About the TiTAN study
TiTAN is pitched as the multi-center, open-label trial for evaluating T cell persistence, clinical efficacy, tolerability, and safety.
During the study, the company aims at evaluating two regimens for dosing for the GEN-011 drug. These include single-dose administration for GEN-011 after the process of lymphodepletion and a repeated lower dose in cases where lymphodepletion hasn’t yet occurred. In addition, the two groups are supposed to take interleukin-2 followed by dosing with GEN-011 so that the potential for tumor-killing is maximized. Top-line data from this study is to be presented in Q4-2021 or by the first quarter of 2022.

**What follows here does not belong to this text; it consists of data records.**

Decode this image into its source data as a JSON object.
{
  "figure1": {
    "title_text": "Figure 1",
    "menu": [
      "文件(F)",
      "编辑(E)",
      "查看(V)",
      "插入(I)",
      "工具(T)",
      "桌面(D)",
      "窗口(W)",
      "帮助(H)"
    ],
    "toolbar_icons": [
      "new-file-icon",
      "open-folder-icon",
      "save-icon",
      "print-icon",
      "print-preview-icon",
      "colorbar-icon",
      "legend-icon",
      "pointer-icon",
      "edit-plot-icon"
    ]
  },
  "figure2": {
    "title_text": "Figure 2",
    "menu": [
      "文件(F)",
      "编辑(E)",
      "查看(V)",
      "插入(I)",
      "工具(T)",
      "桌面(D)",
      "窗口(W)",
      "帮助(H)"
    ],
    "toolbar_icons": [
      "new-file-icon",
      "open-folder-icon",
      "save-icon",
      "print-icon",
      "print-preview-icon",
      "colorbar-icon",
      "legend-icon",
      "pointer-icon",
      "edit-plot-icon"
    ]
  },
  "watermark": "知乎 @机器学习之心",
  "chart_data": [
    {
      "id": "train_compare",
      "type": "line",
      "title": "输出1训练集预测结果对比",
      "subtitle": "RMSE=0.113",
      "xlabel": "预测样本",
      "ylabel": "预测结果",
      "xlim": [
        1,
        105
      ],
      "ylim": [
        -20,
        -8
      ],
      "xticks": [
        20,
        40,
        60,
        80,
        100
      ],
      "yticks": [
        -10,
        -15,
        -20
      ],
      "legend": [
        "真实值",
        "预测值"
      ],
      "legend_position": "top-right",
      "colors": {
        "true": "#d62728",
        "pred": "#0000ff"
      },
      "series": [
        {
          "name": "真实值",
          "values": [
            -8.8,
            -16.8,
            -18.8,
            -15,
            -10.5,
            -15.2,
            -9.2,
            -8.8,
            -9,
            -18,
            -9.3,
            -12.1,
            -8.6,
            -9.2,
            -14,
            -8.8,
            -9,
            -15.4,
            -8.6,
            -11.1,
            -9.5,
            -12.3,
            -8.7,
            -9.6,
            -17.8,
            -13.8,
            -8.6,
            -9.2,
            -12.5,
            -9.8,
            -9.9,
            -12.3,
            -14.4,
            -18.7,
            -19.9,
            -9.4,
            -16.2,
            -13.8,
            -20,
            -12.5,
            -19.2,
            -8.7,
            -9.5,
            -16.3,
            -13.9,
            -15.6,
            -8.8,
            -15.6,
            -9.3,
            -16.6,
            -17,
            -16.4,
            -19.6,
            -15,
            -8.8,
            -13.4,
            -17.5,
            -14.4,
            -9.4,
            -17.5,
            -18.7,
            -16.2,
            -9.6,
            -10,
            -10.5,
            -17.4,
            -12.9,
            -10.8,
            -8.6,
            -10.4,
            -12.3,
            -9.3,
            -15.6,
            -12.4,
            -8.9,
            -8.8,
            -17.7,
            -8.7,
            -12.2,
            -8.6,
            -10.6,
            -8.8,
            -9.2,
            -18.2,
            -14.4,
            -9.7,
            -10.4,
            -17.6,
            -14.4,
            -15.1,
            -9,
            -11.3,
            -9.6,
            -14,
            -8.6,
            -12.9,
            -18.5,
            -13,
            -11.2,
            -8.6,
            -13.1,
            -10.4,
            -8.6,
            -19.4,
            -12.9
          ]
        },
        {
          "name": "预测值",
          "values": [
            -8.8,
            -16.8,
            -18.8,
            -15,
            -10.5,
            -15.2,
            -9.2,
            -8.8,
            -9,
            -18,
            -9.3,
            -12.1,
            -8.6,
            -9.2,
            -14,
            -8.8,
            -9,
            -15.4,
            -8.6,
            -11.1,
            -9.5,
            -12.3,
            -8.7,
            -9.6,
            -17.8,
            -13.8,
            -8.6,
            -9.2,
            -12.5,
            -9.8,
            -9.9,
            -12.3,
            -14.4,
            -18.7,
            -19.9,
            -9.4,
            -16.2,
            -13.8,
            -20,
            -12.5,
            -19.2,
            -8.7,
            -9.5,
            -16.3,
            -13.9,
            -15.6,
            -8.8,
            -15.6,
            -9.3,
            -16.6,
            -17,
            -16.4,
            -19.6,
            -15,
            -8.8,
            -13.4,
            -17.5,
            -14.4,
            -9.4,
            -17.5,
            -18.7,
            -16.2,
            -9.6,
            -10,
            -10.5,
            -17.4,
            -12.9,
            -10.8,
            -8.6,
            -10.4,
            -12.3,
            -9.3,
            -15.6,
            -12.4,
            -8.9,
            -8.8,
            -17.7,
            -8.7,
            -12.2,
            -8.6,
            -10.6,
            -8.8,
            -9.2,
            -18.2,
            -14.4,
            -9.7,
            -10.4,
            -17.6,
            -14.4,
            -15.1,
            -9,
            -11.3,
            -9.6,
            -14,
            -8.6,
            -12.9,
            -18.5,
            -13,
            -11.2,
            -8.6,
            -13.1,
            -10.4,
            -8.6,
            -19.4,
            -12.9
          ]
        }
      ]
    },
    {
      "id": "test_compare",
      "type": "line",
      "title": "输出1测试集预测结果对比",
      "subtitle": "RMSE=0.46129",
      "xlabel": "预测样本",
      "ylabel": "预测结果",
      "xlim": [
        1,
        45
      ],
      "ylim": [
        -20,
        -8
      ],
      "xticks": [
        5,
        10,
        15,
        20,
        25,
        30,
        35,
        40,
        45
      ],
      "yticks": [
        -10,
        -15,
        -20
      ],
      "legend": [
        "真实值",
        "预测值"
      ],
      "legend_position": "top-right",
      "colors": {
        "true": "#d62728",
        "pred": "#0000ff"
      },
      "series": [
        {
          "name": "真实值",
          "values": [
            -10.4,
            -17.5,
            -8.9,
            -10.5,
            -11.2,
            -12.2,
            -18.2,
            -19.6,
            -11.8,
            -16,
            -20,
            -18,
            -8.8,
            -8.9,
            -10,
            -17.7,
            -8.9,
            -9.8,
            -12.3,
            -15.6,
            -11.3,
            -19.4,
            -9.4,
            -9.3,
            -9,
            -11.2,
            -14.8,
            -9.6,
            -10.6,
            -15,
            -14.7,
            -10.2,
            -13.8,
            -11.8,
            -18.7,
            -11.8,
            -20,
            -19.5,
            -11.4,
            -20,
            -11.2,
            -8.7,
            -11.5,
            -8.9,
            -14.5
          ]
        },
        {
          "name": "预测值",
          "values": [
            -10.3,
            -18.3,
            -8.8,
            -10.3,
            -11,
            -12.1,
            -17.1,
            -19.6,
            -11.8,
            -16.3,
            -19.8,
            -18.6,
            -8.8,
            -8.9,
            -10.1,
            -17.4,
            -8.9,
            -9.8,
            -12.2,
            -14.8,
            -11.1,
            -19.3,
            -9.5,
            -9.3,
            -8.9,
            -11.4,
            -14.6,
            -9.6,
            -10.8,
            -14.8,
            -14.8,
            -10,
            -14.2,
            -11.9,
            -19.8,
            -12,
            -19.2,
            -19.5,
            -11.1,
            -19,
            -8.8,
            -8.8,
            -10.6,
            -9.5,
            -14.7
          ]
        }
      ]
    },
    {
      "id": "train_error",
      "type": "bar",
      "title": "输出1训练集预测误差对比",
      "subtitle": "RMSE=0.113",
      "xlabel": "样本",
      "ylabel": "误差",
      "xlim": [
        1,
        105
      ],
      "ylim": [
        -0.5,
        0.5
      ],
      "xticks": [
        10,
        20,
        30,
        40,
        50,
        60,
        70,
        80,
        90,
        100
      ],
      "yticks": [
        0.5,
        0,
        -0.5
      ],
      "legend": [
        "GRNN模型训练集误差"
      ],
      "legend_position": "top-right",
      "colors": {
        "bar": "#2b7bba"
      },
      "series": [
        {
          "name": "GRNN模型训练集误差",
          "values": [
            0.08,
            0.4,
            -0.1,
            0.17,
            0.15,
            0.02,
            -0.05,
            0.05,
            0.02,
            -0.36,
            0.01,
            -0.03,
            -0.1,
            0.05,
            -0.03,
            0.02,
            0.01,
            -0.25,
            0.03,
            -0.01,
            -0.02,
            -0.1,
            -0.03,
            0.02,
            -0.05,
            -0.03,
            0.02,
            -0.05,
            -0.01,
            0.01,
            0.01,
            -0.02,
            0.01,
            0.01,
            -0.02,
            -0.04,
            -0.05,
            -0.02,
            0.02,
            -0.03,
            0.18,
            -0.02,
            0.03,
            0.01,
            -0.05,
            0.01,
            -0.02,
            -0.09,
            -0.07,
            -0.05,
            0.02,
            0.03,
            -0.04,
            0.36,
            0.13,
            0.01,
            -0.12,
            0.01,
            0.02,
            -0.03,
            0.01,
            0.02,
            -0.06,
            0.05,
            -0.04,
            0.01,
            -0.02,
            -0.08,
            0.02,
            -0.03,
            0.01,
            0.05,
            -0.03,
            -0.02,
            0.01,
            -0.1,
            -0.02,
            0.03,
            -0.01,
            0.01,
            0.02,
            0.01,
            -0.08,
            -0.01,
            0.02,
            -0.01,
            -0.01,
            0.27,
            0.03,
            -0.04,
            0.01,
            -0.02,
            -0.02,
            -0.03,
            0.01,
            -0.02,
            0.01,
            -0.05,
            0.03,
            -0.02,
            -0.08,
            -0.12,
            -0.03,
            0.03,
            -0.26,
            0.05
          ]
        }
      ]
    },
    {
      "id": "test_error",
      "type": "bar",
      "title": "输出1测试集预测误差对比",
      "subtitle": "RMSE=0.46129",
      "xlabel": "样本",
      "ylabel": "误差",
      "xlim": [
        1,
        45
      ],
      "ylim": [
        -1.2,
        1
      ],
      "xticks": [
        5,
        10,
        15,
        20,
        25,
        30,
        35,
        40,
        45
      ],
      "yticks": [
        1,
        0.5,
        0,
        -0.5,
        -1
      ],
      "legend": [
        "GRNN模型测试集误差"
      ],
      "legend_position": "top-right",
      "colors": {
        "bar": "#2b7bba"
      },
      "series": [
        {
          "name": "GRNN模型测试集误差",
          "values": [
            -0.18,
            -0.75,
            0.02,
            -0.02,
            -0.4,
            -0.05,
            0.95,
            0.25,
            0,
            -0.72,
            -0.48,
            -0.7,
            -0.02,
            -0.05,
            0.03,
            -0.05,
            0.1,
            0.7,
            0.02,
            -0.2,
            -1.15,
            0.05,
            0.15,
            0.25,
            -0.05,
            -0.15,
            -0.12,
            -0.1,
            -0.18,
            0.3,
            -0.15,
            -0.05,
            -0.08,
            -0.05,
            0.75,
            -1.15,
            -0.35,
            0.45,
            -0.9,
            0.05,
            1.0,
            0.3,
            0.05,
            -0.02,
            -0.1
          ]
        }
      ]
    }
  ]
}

About Genocea Biosciences Inc
The company develops immunotherapies directed to help cancer patients. The therapies aim at the identification of the correct tumor targets. For this purpose, the company has also developed a proprietary ATLAS platform, which optimizes antigen selection. Additionally, it also identifies comprehensive profile antigens on tumors. With the help of ATLAS, the company employs precise targeting for the selection of optimal neoantigen targets, which can work for anti-tumor immune responses.
Besides GEN-011, Genocea Biosciences Inc is also arranging another study, phase I/IIa study, for GEN-009. This is pitched as the investigational neoantigen vaccine. In addition, the company is researching various indications where ATLAS could optimize antigens for therapies.